リンカーン暗殺犯だって「舞台で歌う」?...政治的なミュージカルに響く「共鳴と不協和音」
A MIRROR OF AMERICA

再解釈されるアメリカ史
21世紀が迫る1980年代終盤。ベルリンの壁の崩壊、ソ連解体、冷戦終結が相次ぎ、中東で戦争が勃発した。この時期以降、アメリカン・ミュージカルでは歴史を批判的に振り返る作品が継続的に制作されている。
なかでも、90年にオフ・ブロードウェイで開幕した『アサシンズ(Assassins)』⑧は物議を醸した。

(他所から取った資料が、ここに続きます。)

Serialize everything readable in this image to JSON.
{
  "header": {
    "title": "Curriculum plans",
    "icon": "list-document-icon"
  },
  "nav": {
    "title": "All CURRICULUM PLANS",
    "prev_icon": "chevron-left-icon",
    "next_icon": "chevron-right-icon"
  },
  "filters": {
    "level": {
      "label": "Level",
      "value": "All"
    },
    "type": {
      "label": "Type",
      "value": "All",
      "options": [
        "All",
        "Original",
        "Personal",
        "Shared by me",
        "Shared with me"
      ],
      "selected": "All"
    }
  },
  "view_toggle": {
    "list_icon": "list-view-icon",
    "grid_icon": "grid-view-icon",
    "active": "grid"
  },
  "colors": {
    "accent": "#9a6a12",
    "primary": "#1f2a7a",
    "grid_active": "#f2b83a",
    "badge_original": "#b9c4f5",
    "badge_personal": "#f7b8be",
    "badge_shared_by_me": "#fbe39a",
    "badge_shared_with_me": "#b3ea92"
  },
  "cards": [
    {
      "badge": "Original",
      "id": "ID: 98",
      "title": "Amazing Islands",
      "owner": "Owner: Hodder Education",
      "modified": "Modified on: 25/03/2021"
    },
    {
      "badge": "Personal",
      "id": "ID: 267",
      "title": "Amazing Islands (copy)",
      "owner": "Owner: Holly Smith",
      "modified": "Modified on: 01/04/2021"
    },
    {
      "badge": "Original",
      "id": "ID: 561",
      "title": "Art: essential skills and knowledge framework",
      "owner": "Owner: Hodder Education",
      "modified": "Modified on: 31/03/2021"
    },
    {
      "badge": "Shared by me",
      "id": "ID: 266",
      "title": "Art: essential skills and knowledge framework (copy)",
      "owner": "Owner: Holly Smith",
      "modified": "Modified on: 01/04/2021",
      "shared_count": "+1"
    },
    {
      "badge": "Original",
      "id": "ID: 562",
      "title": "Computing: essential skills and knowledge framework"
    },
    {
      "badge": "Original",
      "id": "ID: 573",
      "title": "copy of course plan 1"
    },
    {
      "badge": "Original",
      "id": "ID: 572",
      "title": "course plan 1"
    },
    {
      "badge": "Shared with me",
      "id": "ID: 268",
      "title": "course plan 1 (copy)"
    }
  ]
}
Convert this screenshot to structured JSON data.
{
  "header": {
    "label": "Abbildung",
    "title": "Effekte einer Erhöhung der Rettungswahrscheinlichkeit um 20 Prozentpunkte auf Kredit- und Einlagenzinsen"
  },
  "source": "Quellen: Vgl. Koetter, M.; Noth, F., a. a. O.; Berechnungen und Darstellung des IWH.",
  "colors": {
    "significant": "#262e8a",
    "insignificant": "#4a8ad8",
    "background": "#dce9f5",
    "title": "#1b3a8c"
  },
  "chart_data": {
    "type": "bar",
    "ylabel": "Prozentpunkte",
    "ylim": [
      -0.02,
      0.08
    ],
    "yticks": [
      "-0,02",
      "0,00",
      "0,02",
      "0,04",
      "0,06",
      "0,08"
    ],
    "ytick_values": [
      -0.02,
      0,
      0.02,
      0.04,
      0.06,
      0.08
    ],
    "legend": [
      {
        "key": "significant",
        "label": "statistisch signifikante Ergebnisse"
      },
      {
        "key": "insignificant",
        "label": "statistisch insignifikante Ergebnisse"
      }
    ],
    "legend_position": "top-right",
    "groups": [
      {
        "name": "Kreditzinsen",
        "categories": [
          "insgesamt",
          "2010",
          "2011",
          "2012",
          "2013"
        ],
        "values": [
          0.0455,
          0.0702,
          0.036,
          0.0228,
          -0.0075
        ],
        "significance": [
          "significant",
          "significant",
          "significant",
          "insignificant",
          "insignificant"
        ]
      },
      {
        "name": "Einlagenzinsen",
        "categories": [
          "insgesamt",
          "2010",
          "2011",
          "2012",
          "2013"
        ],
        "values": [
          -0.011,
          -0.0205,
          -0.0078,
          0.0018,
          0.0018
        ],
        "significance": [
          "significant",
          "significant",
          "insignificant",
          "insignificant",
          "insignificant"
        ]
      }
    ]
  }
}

同作は、9人の大統領暗殺者および未遂者を主人公とする群像劇だ。リンカーンを暗殺したブースからレーガン暗殺未遂のヒンクリーまで、暗殺へと駆り立てられるさまを冷徹な視点で描く。
しかし、同作の主眼は暗殺や実行者の糾弾ではない。むしろ批判の矛先は「夢は必ずかなう」というアメリカン・ドリームの欺瞞へ向けられる。
果たされない「夢はかなう」という約束が「かなえねば」という強迫観念を生み、幻滅と欠乏感へつながる。同作は、その果ての極端な行為として大統領暗殺を位置付けている。
合衆国を支えるイデオロギーの空虚さを批判する作品だっただけに、ブロードウェイに場所を移して上演する計画は、湾岸戦争下の愛国ムードで中止となった。2001年にも、9.11テロとアフガン戦争による愛国感情の高まりで延期され、実現は04年となった。
しかしその後は再演が重ねられ、21年のオフ・ブロードウェイ再演は、同年の米連邦議会議事堂襲撃事件の記憶も新しいなかで、本作の想像/創造的な歴史再解釈の有効性を示した。